We both wanted to get more information on the materials for our FastBind system. We have an online catalog, but we needed some face-to-face conversation to clarify the somewhat cryptic descriptions. So we decided to take yet another day trip, but this time only to Orlando. It is amazing how much more you can absorb when you can see demonstrations using the actual products. With our new-found knowledge, we decided to download templates for a variety of photo books on our website along with cards and such. We are still working on pricing, so if you see $99.99 listed as a price, that means “give us a call for a quote,” until we can upload all the proper prices. We will be offering a variety of Fotobooks — layflat, traditional with printable hard covers, flip books, and books with leatherette covers. Eventually we will also offer some soft cover varieties, but we have a little more experimentation to do, and want to get the hard-back versions down pat first.


Another vendor we visited was Impress. They make a digital foil stamping system that can foil stamp on cards, books, stationery, and much more. For now, this is on our wish list – hopefully we can make this happen sometime in 2017.

We also spent time with materials vendors such as Mohawk, New Page and carriers of the Museo cards we offered back in the early 2000s.

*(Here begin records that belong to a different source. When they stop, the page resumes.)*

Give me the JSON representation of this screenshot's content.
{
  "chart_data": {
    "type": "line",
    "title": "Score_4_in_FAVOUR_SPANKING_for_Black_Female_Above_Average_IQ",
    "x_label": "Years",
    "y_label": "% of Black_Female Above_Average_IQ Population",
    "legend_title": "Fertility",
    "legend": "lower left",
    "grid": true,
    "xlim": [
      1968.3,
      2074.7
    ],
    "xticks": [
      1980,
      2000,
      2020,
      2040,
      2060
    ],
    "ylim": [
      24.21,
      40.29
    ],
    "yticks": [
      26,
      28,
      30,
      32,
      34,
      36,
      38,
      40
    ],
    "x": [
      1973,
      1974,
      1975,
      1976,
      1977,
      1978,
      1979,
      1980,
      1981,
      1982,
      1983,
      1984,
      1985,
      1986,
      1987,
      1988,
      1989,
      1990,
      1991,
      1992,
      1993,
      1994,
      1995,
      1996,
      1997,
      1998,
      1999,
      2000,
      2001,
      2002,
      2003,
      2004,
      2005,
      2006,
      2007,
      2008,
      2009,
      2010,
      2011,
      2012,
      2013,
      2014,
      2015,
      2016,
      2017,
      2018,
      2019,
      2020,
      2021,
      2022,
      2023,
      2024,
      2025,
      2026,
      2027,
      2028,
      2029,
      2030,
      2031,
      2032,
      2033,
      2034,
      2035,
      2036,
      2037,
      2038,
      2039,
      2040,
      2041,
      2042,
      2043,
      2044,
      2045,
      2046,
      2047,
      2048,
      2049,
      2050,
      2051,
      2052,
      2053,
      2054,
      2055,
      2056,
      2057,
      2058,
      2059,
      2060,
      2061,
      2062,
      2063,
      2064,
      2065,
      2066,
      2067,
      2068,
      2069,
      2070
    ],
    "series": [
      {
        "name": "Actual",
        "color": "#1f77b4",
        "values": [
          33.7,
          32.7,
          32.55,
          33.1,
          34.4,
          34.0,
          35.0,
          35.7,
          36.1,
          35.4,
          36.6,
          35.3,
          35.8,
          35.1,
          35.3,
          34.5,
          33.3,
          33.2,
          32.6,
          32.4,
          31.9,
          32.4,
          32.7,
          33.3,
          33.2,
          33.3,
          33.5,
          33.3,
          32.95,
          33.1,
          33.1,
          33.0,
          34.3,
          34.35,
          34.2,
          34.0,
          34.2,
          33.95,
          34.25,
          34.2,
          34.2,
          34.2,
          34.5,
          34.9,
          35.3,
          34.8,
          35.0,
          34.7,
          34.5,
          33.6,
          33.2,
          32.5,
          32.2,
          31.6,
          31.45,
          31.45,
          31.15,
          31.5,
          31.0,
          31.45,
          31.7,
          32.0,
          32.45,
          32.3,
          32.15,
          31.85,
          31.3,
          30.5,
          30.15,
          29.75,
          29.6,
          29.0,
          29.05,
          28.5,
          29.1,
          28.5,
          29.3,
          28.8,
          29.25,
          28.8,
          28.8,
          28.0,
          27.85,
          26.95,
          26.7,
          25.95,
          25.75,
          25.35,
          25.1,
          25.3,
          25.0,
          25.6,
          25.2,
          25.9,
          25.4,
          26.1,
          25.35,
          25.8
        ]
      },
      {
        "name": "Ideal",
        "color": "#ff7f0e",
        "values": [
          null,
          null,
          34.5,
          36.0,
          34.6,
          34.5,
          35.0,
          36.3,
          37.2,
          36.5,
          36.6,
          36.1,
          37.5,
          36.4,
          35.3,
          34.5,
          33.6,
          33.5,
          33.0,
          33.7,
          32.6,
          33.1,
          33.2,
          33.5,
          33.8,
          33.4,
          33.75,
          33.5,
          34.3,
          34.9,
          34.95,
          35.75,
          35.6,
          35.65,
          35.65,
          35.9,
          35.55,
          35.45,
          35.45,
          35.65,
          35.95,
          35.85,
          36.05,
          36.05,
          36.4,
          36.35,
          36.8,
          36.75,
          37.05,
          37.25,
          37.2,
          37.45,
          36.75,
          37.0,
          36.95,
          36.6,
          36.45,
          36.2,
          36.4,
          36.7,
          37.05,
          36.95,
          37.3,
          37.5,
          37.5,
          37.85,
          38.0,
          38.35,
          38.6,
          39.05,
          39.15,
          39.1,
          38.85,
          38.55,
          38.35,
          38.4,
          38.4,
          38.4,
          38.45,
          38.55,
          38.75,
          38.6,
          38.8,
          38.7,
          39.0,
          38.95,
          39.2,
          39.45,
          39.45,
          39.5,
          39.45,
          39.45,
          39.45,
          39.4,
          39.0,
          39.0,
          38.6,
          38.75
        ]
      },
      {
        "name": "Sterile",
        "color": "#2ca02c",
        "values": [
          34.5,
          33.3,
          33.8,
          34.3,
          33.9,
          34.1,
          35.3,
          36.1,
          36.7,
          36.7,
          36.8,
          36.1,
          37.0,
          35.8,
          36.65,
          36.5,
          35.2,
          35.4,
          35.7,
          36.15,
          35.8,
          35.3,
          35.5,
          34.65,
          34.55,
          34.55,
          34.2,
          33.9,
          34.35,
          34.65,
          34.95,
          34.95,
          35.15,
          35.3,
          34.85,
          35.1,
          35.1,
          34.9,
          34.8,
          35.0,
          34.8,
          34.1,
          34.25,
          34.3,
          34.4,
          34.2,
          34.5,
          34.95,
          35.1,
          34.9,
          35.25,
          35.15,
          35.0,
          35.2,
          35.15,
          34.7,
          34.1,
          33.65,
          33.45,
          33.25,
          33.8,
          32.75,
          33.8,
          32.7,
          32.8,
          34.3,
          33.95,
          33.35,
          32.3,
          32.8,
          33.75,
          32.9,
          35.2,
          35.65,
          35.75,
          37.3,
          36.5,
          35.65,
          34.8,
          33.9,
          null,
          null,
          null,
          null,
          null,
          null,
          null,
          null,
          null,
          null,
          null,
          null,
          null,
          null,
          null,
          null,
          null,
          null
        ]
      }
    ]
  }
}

While looking at some of the MSP materials, we revisited the idea of taking in film transfer and video duplication offers. One of the new features of the MSP program is a “Gather Box” – a box and checklist to help people organize their photos, film and video for digitizing. You will see more about this in upcoming blogs and FotoTechnika Flyers, but if you want to get a jump on the Christmas rush, feel free to bring in your work.


And finally, September was a month to start the painful process of bringing all of our printers up to specs, making sure everything is ready for the Christmas rush. We are in the process of overhauling our Konica Minolta printer, and had hoped to do it in September, but scheduling the maintenance when it wouldn’t interfere with production kind of pushed that, and then but Hurricane Matthew had other ideas. Maintenance on our Noritsu dry minilab is an ongoing project, but our Noritsu traditional photo printer and wide-format Canon printers are crankin’ – SO BRING IT ON!